The host mainframe at the sponsoring insurance company proved incompatible with the M1 software, which was replaced by RuleMaster from Radian. The prototyping work was transferred to RuleMaster, which proved to be beneficial beyond the compatibility concerns. RuleMaster is a modular system as opposed to the inference network approach used in M1, which more closely resembles LISP or PROLOG in structure. With the modular structure, knowledge and rule base building and modifications proved much easier from a programming standpoint.
The interviewing of the domain expert was very valuable for future reference in the next domain to be prototyped. Because of the inexperience of the parties, the interviews were unstructured and the knowledge acquisition was a laborious task for the knowledge engineer and the expert. The next interviews were videotaped and replayed later to allow the knowledge engineer closer scrutiny of the responses and adequate time for formulation of additional inquiries. The domain expert and knowledge engineer reviewed sample applicant data to determine key fields and values in those fields which triggered thought processes in the domain expert. By using this approach, the programming of the modular system was simplified, as the software also uses key fields and values which interact with rules for treatment of possible values and provides classification of these values. This also aided the domain expert in understanding how his reactions would be utilized and assisted him in his responses regarding his thought processes.

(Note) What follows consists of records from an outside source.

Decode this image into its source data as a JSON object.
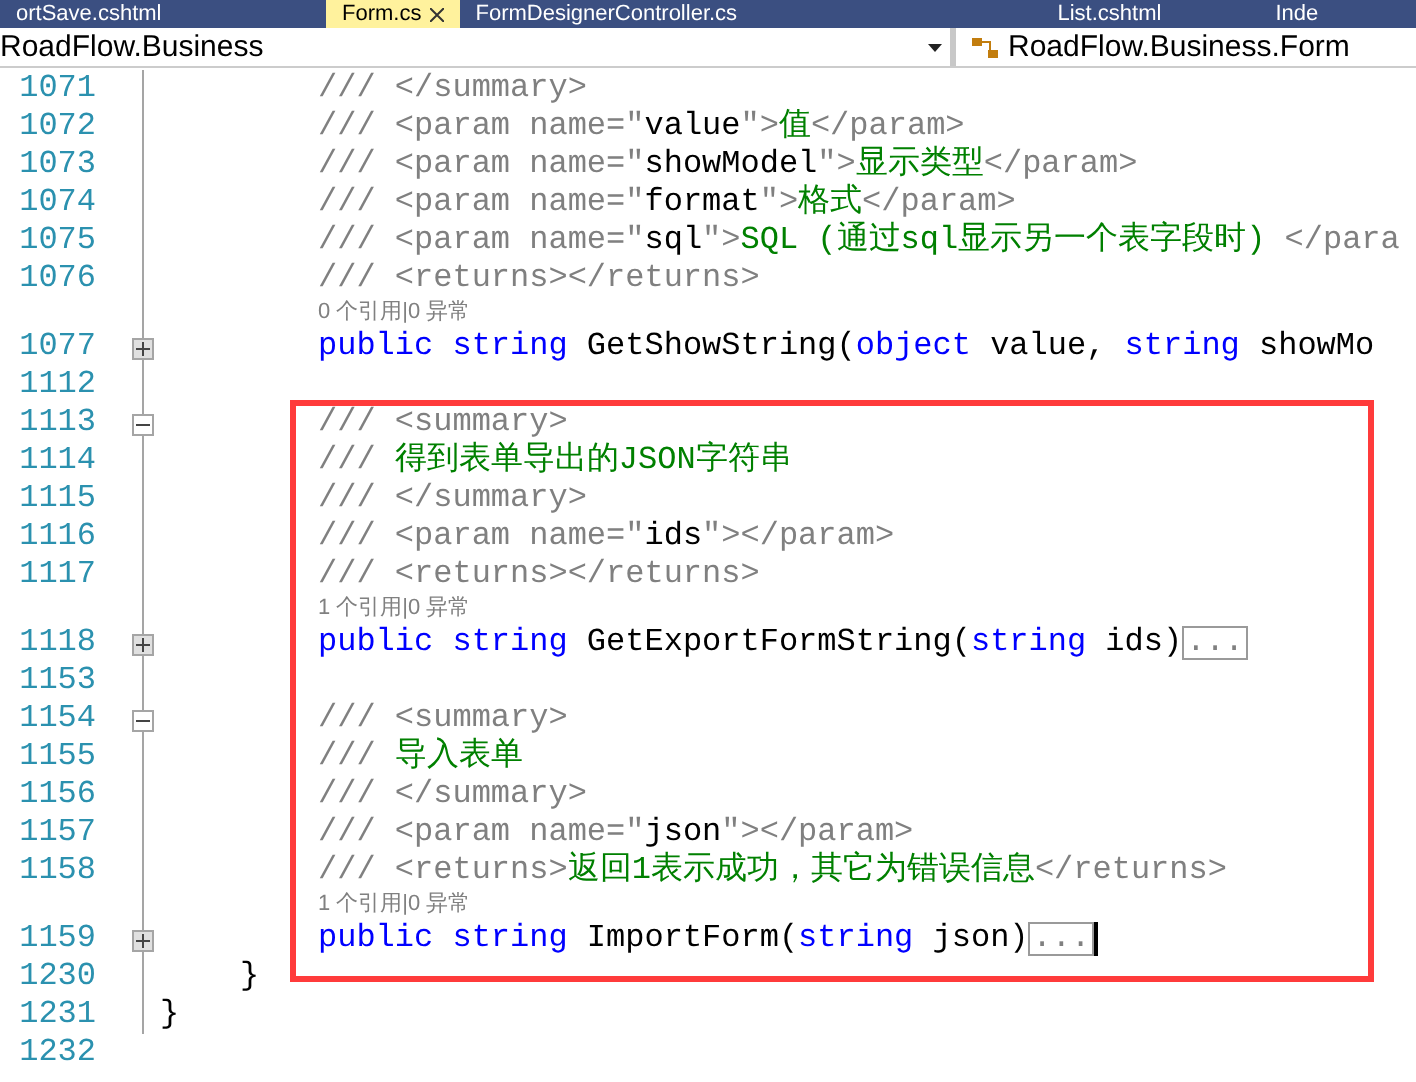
{
  "tabs": [
    {
      "label": "ortSave.cshtml",
      "selected": false
    },
    {
      "label": "Form.cs",
      "selected": true
    },
    {
      "label": "FormDesignerController.cs",
      "selected": false
    },
    {
      "label": "List.cshtml",
      "selected": false
    },
    {
      "label": "Inde",
      "selected": false
    }
  ],
  "navigation": {
    "project": "RoadFlow.Business",
    "type": "RoadFlow.Business.Form"
  },
  "editor": {
    "lines": [
      {
        "kind": "member",
        "number": "1071",
        "segments": [
          {
            "kind": "doc",
            "text": "/// </summary>"
          }
        ]
      },
      {
        "kind": "member",
        "number": "1072",
        "segments": [
          {
            "kind": "doc",
            "text": "/// <param name=\""
          },
          {
            "kind": "doc-value",
            "text": "value"
          },
          {
            "kind": "doc",
            "text": "\">"
          },
          {
            "kind": "doc-text",
            "text": "值"
          },
          {
            "kind": "doc",
            "text": "</param>"
          }
        ]
      },
      {
        "kind": "member",
        "number": "1073",
        "segments": [
          {
            "kind": "doc",
            "text": "/// <param name=\""
          },
          {
            "kind": "doc-value",
            "text": "showModel"
          },
          {
            "kind": "doc",
            "text": "\">"
          },
          {
            "kind": "doc-text",
            "text": "显示类型"
          },
          {
            "kind": "doc",
            "text": "</param>"
          }
        ]
      },
      {
        "kind": "member",
        "number": "1074",
        "segments": [
          {
            "kind": "doc",
            "text": "/// <param name=\""
          },
          {
            "kind": "doc-value",
            "text": "format"
          },
          {
            "kind": "doc",
            "text": "\">"
          },
          {
            "kind": "doc-text",
            "text": "格式"
          },
          {
            "kind": "doc",
            "text": "</param>"
          }
        ]
      },
      {
        "kind": "member",
        "number": "1075",
        "segments": [
          {
            "kind": "doc",
            "text": "/// <param name=\""
          },
          {
            "kind": "doc-value",
            "text": "sql"
          },
          {
            "kind": "doc",
            "text": "\">"
          },
          {
            "kind": "doc-text",
            "text": "SQL (通过sql显示另一个表字段时) "
          },
          {
            "kind": "doc",
            "text": "</para"
          }
        ]
      },
      {
        "kind": "member",
        "number": "1076",
        "segments": [
          {
            "kind": "doc",
            "text": "/// <returns></returns>"
          }
        ]
      },
      {
        "kind": "lens",
        "text": "0 个引用|0 异常"
      },
      {
        "kind": "member",
        "number": "1077",
        "collapsed": true,
        "segments": [
          {
            "kind": "keyword",
            "text": "public string"
          },
          {
            "kind": "plain",
            "text": " GetShowString("
          },
          {
            "kind": "keyword",
            "text": "object"
          },
          {
            "kind": "plain",
            "text": " value, "
          },
          {
            "kind": "keyword",
            "text": "string"
          },
          {
            "kind": "plain",
            "text": " showMo"
          }
        ]
      },
      {
        "kind": "member",
        "number": "1112"
      },
      {
        "kind": "member",
        "number": "1113",
        "collapsed": false,
        "segments": [
          {
            "kind": "doc",
            "text": "/// <summary>"
          }
        ]
      },
      {
        "kind": "member",
        "number": "1114",
        "segments": [
          {
            "kind": "doc",
            "text": "/// "
          },
          {
            "kind": "doc-text",
            "text": "得到表单导出的JSON字符串"
          }
        ]
      },
      {
        "kind": "member",
        "number": "1115",
        "segments": [
          {
            "kind": "doc",
            "text": "/// </summary>"
          }
        ]
      },
      {
        "kind": "member",
        "number": "1116",
        "segments": [
          {
            "kind": "doc",
            "text": "/// <param name=\""
          },
          {
            "kind": "doc-value",
            "text": "ids"
          },
          {
            "kind": "doc",
            "text": "\"></param>"
          }
        ]
      },
      {
        "kind": "member",
        "number": "1117",
        "segments": [
          {
            "kind": "doc",
            "text": "/// <returns></returns>"
          }
        ]
      },
      {
        "kind": "lens",
        "text": "1 个引用|0 异常"
      },
      {
        "kind": "member",
        "number": "1118",
        "collapsed": true,
        "segments": [
          {
            "kind": "keyword",
            "text": "public string"
          },
          {
            "kind": "plain",
            "text": " GetExportFormString("
          },
          {
            "kind": "keyword",
            "text": "string"
          },
          {
            "kind": "plain",
            "text": " ids)"
          },
          {
            "kind": "collapsed",
            "text": "..."
          }
        ]
      },
      {
        "kind": "member",
        "number": "1153"
      },
      {
        "kind": "member",
        "number": "1154",
        "collapsed": false,
        "segments": [
          {
            "kind": "doc",
            "text": "/// <summary>"
          }
        ]
      },
      {
        "kind": "member",
        "number": "1155",
        "segments": [
          {
            "kind": "doc",
            "text": "/// "
          },
          {
            "kind": "doc-text",
            "text": "导入表单"
          }
        ]
      },
      {
        "kind": "member",
        "number": "1156",
        "segments": [
          {
            "kind": "doc",
            "text": "/// </summary>"
          }
        ]
      },
      {
        "kind": "member",
        "number": "1157",
        "segments": [
          {
            "kind": "doc",
            "text": "/// <param name=\""
          },
          {
            "kind": "doc-value",
            "text": "json"
          },
          {
            "kind": "doc",
            "text": "\"></param>"
          }
        ]
      },
      {
        "kind": "member",
        "number": "1158",
        "segments": [
          {
            "kind": "doc",
            "text": "/// <returns>"
          },
          {
            "kind": "doc-text",
            "text": "返回1表示成功，其它为错误信息"
          },
          {
            "kind": "doc",
            "text": "</returns>"
          }
        ]
      },
      {
        "kind": "lens",
        "text": "1 个引用|0 异常"
      },
      {
        "kind": "member",
        "number": "1159",
        "collapsed": true,
        "cursor": true,
        "segments": [
          {
            "kind": "keyword",
            "text": "public string"
          },
          {
            "kind": "plain",
            "text": " ImportForm("
          },
          {
            "kind": "keyword",
            "text": "string"
          },
          {
            "kind": "plain",
            "text": " json)"
          },
          {
            "kind": "collapsed",
            "text": "..."
          }
        ]
      },
      {
        "kind": "class",
        "number": "1230",
        "segments": [
          {
            "kind": "plain",
            "text": "}"
          }
        ]
      },
      {
        "kind": "namespace",
        "number": "1231",
        "segments": [
          {
            "kind": "plain",
            "text": "}"
          }
        ]
      },
      {
        "kind": "blank",
        "number": "1232"
      }
    ]
  }
}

After the initial prototyping and knowledge and rule base building, the system began its refinement stage. During this period the system ran identical data with the domain expert, for comparison with the conclusions which were reached. Discrepancies between the system and the domain expert identified shortcomings and areas for refinement. RuleMaster again proved beneficial in that it provides reasoning for the conclusions reached, which could then be more closely examined by the domain expert and knowledge engineer for modification. Another programming asset of RuleMaster is its ability to induce rules from examples and their treatment which are entered in a simple table by the knowledge engineer. These tables can be easily modified and all changes are immediately reflected in RuleMaster. The sponsoring insurance company also requested that the conclusions include a conclusion strength factor (in this case numeric) which would be highly recognizable to the user as an additional supporting measurement of the conclusion reached. The sponsor will soon begin to run the system parallel with its entire underwriting staff for further analysis and as the first step toward implementation.